At the time, there were a lot of authors around New York cobbling up books intended to replicate the success of Jacqueline Susann's best-sellers like Valley of the Dolls. Weisinger had been a judge at the Miss America pageant — this was back when anyone cared about the Miss America pageant — and on the strength of that and his connections in the publishing world, he got this deal to "write" his book about a mythical pageant and all the sex 'n' drugs that went on behind the scenes. He made a ton o' money off it and I believe it even got optioned for a movie before publication and he made another ton o' money off that.

In the meantime, things were changing at DC as the company was sold to the firm that would eventually come to be known as Time-Warner. Weisinger had for a long time been jockeying to be named Publisher or Editor-in-Chief or something more than just the editor of the Superman titles. There were folks in the firm who didn't even want him doing that, let alone running the whole outfit. Irwin Donenfeld, who'd been Editorial Director, was to be ousted in the corporate takeover and at some point, Weisinger seemed to believe he was the logical, perhaps only choice to take over that job. He was therefore quite unhappy when Carmine Infantino got it. The higher Infantino rose in the company, the more he began to tamper with the Superman titles…and he even took one of them, Superboy, away from Weisinger.

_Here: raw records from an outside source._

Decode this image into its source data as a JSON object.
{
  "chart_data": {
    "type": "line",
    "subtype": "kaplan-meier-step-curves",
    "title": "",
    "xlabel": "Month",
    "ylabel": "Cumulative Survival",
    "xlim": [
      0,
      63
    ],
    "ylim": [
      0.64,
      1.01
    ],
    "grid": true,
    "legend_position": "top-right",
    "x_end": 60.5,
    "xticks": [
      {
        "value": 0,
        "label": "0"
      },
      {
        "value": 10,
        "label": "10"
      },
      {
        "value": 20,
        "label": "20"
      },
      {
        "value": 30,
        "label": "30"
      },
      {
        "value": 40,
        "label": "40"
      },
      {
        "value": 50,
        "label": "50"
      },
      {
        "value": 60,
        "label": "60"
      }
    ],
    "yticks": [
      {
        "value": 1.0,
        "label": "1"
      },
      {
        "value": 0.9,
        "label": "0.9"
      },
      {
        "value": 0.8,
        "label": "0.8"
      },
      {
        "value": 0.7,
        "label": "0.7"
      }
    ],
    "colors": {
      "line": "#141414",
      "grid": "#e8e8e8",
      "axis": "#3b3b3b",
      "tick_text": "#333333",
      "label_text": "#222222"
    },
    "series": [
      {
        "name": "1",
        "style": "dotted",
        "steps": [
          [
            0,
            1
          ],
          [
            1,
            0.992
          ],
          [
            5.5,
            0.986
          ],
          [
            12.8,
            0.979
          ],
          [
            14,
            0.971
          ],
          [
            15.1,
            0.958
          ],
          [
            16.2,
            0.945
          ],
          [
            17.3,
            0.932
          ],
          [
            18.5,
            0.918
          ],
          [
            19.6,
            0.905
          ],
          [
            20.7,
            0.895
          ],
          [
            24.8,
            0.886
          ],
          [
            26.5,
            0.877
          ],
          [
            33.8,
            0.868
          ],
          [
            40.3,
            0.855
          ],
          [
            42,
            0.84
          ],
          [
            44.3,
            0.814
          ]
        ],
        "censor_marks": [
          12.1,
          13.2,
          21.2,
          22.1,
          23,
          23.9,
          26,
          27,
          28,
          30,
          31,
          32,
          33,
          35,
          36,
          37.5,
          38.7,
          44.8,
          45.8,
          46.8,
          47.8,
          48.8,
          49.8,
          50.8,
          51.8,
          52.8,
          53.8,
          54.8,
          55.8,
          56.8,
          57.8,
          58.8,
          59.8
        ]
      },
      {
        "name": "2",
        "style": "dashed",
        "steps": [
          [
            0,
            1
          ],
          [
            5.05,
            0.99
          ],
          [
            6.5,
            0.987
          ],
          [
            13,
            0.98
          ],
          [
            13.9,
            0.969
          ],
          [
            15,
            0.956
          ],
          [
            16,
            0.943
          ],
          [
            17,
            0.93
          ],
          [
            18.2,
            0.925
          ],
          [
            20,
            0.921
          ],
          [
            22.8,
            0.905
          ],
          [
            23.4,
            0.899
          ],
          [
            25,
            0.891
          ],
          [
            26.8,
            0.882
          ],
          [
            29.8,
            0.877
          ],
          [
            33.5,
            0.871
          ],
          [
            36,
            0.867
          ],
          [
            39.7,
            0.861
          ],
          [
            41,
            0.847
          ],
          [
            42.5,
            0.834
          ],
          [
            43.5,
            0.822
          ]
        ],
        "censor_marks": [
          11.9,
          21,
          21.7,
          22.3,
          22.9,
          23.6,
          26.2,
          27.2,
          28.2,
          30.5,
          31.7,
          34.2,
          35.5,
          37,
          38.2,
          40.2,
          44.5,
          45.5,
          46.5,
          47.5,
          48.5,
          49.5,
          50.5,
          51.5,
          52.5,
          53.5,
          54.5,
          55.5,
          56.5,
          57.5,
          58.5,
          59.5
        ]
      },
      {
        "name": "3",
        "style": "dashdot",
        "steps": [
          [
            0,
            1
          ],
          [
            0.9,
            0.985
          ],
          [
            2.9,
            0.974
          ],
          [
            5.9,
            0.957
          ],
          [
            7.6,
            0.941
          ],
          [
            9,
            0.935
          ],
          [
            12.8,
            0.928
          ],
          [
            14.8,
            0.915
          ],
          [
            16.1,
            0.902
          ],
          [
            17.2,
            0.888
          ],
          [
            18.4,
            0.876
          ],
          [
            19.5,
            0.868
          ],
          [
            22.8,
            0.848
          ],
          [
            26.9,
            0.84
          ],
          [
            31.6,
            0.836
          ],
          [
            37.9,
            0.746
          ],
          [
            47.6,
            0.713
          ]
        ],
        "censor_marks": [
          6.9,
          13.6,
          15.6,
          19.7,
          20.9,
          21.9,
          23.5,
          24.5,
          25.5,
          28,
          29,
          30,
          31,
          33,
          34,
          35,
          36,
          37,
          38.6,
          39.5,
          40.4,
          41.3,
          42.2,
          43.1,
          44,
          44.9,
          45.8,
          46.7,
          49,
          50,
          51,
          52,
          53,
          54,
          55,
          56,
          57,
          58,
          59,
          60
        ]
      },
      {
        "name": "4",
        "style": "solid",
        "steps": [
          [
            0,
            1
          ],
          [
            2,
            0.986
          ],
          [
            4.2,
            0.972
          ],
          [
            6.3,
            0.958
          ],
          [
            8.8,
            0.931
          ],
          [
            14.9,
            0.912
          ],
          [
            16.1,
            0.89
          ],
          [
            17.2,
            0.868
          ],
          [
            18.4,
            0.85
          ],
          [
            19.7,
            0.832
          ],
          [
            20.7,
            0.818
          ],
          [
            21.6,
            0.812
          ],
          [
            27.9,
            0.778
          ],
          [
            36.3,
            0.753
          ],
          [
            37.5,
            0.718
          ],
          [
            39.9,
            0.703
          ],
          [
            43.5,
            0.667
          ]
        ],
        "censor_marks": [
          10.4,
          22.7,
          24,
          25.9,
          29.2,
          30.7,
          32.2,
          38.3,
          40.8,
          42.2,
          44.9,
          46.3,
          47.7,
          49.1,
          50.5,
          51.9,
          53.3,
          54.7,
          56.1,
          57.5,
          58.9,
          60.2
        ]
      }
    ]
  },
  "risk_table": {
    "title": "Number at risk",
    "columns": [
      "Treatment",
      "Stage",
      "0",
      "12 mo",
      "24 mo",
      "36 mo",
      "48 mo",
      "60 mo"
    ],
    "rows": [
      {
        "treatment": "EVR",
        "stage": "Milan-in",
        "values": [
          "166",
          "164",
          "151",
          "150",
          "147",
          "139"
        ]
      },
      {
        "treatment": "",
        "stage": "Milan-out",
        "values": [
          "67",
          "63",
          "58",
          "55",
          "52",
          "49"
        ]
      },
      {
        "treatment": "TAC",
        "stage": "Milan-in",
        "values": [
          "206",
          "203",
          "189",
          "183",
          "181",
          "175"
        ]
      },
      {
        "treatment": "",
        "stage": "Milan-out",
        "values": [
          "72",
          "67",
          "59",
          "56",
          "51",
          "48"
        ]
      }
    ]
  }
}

As you may remember, Weisinger had asked me to write a Krypto story for the rear of that comic. I submitted one which, in hindsight, I'm kinda glad wasn't published. I found a copy of it a few years ago, gave it a read and made that face that Edvard Munch depicted in "The Scream." Really awful. The best thing I can say about it was that it was (a) neatly typed and (b) better than a Jimmy Olsen script of mine Weisinger had rejected. Why he liked the Krypto story, I have no idea…but he wrote one day to say he was buying it and that was the last I heard from Mort Weisinger. And before long, I saw that Murray Boltinoff was editing Superboy.

A few years later, I asked Nelson Bridwell, who'd been Weisinger's assistant, wha' happened. He said Superboy had been wrested from Weisinger as one of many "eviction notices" that had been served on him, the biggie being Infantino being installed in the top job. Oddly enough, Jack Kirby had used the same term — "Weisinger's eviction notice" — to describe his own hiring at DC over, reportedly, Weisinger's objections. Weisinger didn't like the Marvel style (i.e., Jack's) and didn't like Jack personally due to encounters during Jack's previous tours of duty at DC. He also didn't like Jack's old partner, Joe Simon, and it was reportedly because of Weisinger's insistence that DC canceled Simon's 1968 Brother Power the Geek comic before receiving any sales figures on it.

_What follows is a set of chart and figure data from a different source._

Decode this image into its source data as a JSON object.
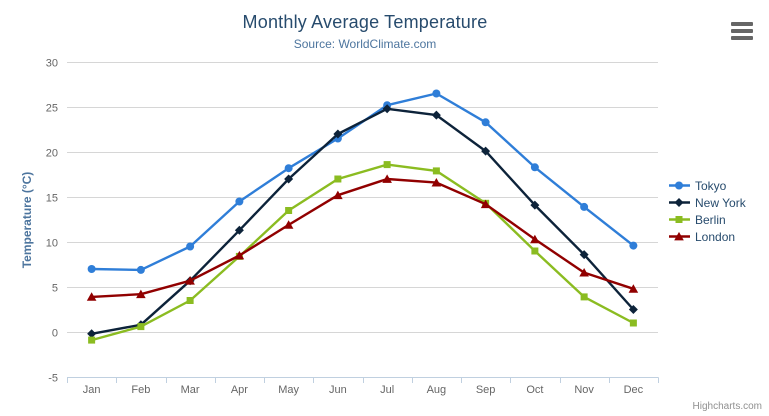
{
  "header": {
    "title": "Monthly Average Temperature",
    "subtitle": "Source: WorldClimate.com"
  },
  "export_menu": {
    "icon": "hamburger-icon"
  },
  "credits": "Highcharts.com",
  "colors": {
    "title": "#274b6d",
    "subtitle": "#4d759e",
    "axis_label": "#666666",
    "axis_title": "#4d759e",
    "gridline": "#d6d6d6",
    "axis_line": "#c0d0e0",
    "legend_text": "#274b6d",
    "credits": "#909090"
  },
  "chart_data": {
    "type": "line",
    "title": "Monthly Average Temperature",
    "subtitle": "Source: WorldClimate.com",
    "categories": [
      "Jan",
      "Feb",
      "Mar",
      "Apr",
      "May",
      "Jun",
      "Jul",
      "Aug",
      "Sep",
      "Oct",
      "Nov",
      "Dec"
    ],
    "xlabel": "",
    "ylabel": "Temperature (°C)",
    "ylim": [
      -5,
      30
    ],
    "ytick_step": 5,
    "yticks": [
      -5,
      0,
      5,
      10,
      15,
      20,
      25,
      30
    ],
    "grid": true,
    "legend_position": "right",
    "series": [
      {
        "name": "Tokyo",
        "color": "#2f7ed8",
        "marker": "circle",
        "values": [
          7.0,
          6.9,
          9.5,
          14.5,
          18.2,
          21.5,
          25.2,
          26.5,
          23.3,
          18.3,
          13.9,
          9.6
        ]
      },
      {
        "name": "New York",
        "color": "#0d233a",
        "marker": "diamond",
        "values": [
          -0.2,
          0.8,
          5.7,
          11.3,
          17.0,
          22.0,
          24.8,
          24.1,
          20.1,
          14.1,
          8.6,
          2.5
        ]
      },
      {
        "name": "Berlin",
        "color": "#8bbc21",
        "marker": "square",
        "values": [
          -0.9,
          0.6,
          3.5,
          8.4,
          13.5,
          17.0,
          18.6,
          17.9,
          14.3,
          9.0,
          3.9,
          1.0
        ]
      },
      {
        "name": "London",
        "color": "#910000",
        "marker": "triangle",
        "values": [
          3.9,
          4.2,
          5.7,
          8.5,
          11.9,
          15.2,
          17.0,
          16.6,
          14.2,
          10.3,
          6.6,
          4.8
        ]
      }
    ]
  }
}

This doesn't make Mr. Weisinger sound all that wonderful so I should point out that he was a very successful editor of comic books who had a lot to do with Superman being successful from the mid-forties 'til around 1970. As editor of those books, he was a target for anyone who wanted to move up in that company. The person who controlled Superman was, almost by definition, the most important person at the firm…and he was in many ways more qualified for the CEO job at DC than the guy who got it.

At some point, Weisinger totalled up all those eviction notices, looked at the money he'd made off The Contest and an advance on his next book (which I'm not sure was ever written) and decided to get out before he was forcibly removed. True, he officially retired but everyone I talked to back then who knew him, including Bridwell and Weisinger's old partner Julius Schwartz, said he felt squeezed out. I met him briefly at the DC offices on what I think was his last day. I don't think it's that much of a stretch to say he was fired.